The main character Omri, is given a toy Indian. The toy comes alive and the reader finds his name is Little Bear, a name that would be demeaning of a man in a warrior society. Little Bear is not characterized, either in illustration or text as an authentic Native American. He is but a literary character to add sensationalism and suspense to a children's story. Supposedly - Iroquois, the author missed his home location by a few hundred miles and dressed him as a plains Indian chief in an eagle feather headdress. He was place in a tipi instead of a longhouse, and given a horse, which were unknown to eastern tribes. In fact they didn't make it to Kansas and the Cheyenne until 1745.

Little Bear as a character is placed in a situation of weakness with a white child that didn't want him, wants to kill him, and has total dominant power over him. This is an imperialistic view that considers contact with white people as beneficial and necessary for native people to have a "better" life. He is considered a toy, an Indian, and even after he is found to be certainly human he is never considered an equal of the main character.

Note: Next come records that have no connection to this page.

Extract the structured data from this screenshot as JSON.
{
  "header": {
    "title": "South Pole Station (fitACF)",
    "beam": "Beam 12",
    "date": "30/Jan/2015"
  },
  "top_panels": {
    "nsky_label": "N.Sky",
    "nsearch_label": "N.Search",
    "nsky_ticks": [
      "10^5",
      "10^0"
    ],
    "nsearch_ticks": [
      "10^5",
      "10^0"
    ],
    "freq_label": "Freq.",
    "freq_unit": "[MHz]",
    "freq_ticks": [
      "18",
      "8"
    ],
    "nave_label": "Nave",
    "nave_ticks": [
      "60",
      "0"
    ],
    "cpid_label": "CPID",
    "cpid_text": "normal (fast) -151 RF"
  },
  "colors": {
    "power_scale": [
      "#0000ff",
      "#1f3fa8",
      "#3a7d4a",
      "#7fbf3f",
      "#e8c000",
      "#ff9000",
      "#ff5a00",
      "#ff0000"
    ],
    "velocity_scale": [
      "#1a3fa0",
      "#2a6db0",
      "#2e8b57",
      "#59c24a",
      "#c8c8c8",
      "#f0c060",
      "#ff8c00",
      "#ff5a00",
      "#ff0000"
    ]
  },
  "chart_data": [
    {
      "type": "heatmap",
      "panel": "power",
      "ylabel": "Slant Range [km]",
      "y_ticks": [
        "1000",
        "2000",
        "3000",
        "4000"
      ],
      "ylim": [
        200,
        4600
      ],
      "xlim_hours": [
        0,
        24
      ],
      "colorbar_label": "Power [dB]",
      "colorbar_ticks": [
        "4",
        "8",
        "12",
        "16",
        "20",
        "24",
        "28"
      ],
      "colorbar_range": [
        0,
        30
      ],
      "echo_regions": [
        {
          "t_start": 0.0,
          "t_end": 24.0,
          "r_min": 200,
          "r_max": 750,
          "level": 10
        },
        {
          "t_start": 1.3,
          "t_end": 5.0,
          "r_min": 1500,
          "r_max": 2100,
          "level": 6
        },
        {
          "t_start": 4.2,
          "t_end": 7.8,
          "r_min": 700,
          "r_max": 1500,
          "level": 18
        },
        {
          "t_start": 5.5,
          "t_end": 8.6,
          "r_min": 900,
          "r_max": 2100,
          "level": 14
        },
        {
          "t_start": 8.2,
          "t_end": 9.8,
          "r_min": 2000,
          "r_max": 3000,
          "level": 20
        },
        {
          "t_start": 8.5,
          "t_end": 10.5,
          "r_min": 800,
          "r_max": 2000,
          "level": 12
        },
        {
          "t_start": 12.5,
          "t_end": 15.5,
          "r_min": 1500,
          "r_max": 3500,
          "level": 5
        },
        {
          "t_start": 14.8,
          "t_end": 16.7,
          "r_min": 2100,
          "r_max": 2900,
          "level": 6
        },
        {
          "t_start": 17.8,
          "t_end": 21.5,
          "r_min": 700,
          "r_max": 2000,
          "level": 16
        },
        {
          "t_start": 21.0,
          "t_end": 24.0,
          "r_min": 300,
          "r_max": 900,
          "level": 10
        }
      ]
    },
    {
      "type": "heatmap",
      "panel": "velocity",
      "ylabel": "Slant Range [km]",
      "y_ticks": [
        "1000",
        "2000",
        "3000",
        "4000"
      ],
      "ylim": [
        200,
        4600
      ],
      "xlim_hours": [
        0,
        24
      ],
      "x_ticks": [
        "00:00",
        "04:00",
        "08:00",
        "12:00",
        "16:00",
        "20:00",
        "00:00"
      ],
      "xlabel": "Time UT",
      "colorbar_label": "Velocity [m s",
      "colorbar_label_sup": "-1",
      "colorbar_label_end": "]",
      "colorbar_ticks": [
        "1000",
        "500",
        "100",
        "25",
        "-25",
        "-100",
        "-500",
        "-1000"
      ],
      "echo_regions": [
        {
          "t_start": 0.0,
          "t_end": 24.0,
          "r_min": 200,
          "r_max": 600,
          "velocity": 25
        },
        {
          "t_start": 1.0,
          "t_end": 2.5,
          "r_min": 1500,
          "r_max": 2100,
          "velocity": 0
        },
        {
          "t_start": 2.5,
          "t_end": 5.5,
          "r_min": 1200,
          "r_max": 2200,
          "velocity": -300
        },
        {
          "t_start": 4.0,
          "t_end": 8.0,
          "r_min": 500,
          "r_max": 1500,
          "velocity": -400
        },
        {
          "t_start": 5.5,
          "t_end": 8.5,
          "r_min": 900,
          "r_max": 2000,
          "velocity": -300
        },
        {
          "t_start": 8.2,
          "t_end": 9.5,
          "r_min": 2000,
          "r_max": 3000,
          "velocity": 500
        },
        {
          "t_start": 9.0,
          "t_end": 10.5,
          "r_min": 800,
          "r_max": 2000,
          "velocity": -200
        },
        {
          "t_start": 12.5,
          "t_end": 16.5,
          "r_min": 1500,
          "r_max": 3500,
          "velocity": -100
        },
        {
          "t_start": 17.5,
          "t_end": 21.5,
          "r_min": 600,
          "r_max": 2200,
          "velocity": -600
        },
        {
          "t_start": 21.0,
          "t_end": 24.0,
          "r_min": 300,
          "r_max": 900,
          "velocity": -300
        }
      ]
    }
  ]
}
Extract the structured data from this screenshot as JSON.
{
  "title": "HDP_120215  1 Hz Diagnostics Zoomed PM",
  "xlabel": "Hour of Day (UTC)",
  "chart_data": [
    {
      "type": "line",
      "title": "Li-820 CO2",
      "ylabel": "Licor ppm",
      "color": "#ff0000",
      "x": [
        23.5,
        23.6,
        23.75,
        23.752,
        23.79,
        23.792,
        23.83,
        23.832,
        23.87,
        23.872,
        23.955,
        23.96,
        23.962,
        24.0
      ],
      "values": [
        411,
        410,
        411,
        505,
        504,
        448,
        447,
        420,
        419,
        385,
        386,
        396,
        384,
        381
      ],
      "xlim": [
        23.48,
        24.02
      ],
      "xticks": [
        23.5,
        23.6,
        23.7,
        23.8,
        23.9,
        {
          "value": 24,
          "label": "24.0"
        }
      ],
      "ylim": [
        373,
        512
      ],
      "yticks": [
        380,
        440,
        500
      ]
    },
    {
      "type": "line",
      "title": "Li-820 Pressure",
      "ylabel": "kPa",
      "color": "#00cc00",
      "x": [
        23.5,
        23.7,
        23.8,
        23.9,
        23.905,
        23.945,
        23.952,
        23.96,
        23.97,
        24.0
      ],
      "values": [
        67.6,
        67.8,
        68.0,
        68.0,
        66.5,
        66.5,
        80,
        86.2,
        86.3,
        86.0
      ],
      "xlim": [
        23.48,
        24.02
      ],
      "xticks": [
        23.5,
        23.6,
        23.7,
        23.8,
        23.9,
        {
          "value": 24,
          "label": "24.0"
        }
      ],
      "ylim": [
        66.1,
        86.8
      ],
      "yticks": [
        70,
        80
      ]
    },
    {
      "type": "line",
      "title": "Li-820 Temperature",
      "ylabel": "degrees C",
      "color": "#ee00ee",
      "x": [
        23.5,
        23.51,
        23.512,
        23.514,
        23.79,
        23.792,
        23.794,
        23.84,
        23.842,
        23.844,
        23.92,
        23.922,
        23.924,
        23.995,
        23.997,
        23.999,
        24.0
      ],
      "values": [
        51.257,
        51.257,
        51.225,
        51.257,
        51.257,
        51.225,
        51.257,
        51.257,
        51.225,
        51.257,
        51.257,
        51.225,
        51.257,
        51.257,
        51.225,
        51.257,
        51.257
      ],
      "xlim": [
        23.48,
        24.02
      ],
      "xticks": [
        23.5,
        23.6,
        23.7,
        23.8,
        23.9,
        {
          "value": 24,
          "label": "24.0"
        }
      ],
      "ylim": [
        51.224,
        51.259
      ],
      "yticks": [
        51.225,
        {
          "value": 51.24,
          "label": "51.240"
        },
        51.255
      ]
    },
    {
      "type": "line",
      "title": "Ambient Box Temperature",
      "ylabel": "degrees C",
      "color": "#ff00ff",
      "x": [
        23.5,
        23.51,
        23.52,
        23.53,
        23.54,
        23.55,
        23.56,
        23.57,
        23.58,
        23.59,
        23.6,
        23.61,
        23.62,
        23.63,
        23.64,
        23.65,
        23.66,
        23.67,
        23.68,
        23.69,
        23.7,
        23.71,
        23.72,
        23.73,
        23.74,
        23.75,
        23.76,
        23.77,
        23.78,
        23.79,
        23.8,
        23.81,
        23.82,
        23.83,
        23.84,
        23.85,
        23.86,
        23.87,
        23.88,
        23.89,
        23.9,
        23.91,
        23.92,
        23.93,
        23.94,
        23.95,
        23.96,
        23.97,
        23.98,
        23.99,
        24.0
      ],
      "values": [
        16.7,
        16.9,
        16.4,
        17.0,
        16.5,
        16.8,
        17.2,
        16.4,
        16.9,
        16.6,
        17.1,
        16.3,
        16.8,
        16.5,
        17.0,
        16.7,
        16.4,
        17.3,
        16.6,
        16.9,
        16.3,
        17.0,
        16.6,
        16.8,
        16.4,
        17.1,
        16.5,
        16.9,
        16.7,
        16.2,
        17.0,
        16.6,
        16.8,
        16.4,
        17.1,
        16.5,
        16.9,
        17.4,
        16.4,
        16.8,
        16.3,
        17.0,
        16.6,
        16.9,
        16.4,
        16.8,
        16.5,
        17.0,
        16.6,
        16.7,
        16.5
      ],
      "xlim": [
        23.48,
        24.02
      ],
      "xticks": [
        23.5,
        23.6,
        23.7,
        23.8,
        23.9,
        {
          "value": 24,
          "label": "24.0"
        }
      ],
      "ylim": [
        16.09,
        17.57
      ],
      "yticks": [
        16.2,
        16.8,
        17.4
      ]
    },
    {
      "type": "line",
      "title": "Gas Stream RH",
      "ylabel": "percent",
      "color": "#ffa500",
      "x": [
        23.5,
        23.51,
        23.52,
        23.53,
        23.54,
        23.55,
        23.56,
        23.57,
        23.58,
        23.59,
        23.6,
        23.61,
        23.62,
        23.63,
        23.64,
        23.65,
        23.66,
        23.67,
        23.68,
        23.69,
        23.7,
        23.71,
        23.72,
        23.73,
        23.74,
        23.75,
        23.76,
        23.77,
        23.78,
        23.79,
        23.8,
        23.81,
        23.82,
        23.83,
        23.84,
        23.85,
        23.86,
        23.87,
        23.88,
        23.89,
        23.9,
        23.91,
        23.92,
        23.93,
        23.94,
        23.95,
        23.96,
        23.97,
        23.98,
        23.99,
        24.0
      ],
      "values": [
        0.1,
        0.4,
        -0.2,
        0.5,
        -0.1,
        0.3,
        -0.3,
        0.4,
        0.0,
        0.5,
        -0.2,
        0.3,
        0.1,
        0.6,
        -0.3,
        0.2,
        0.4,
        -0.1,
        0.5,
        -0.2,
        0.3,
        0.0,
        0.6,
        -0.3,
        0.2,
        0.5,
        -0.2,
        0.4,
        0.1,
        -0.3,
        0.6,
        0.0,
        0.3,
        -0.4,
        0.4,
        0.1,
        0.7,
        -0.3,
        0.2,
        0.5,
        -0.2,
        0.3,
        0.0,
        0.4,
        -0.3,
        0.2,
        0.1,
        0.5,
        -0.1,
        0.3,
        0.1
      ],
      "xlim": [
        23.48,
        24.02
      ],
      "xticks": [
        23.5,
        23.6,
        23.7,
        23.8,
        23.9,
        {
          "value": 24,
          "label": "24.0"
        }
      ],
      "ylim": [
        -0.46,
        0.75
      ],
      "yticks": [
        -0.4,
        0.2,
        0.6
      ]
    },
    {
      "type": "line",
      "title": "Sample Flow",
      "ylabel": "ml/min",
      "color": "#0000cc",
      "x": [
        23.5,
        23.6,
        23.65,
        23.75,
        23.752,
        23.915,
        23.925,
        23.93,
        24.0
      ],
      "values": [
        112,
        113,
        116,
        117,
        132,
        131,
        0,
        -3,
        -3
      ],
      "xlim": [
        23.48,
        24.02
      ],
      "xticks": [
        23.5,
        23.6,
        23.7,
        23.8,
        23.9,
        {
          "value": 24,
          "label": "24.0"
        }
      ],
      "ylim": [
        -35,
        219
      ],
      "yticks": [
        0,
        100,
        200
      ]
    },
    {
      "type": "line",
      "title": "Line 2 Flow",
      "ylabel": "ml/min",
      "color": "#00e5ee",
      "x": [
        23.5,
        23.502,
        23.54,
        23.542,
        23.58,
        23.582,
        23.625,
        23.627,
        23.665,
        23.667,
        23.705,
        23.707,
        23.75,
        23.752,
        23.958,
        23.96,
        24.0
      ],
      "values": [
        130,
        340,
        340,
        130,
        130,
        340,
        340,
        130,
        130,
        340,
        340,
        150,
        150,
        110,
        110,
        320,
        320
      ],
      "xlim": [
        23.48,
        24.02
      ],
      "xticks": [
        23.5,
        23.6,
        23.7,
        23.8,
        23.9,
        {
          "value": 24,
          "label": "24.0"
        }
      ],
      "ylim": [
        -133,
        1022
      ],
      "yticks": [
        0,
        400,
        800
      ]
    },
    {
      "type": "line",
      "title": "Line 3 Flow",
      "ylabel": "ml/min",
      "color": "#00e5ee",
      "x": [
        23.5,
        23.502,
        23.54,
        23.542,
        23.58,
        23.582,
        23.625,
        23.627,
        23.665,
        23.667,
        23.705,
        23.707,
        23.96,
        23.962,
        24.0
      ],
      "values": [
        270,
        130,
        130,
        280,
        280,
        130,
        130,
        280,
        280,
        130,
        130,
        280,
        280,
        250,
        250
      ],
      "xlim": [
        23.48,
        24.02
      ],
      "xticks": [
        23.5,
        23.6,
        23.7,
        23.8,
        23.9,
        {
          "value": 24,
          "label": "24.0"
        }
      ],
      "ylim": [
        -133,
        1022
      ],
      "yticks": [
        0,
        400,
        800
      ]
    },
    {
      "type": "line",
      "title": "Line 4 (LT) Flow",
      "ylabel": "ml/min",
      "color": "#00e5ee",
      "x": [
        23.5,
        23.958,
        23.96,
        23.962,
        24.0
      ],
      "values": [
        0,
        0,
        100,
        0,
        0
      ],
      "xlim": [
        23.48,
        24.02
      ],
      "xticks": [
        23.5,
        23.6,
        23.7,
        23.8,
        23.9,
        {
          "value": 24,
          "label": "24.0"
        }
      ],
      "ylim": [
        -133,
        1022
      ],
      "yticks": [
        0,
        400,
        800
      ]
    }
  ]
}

He is manipulated by a white child. Portrayed as primitive, illiterate, simple, and naive with his actions and dialect of grunts and phrases - "I help... I go... Big hole. I go through... Want fire. Want make dance. Call spirits." ... Which are not appropriate representations of any human culture in the world in the last hundreds or maybe thousands of centuries.

There are graphic battle scenes that describe Indians with the following -
... his face, in the torchlight, was twisted with fury.
... under the shaven scalplock, the mindless destructive face of a skinhead just before he lashed out...
... the Algonquin licked his lips, snarling like a dog...
... their headdresses... even their movements... were alien.
... their faces... ...were wild, distorted, terrifying masks of hatred and rage.

The book continues to reinforce historically false ideas with a modern day character that responds to American Indians with phrases like - ... I'll be jiggered... A bloomin' Indian! ... ... This is a rum dream.

Children's books, like this, do real damage to Indian children by refusing to understand, listen, and accommodate their heritage. It marginalizes Indians and gives non-Indian children a false sense of superiority.

This series of books is not acceptable as required reading in elementary schools or as a read-aloud.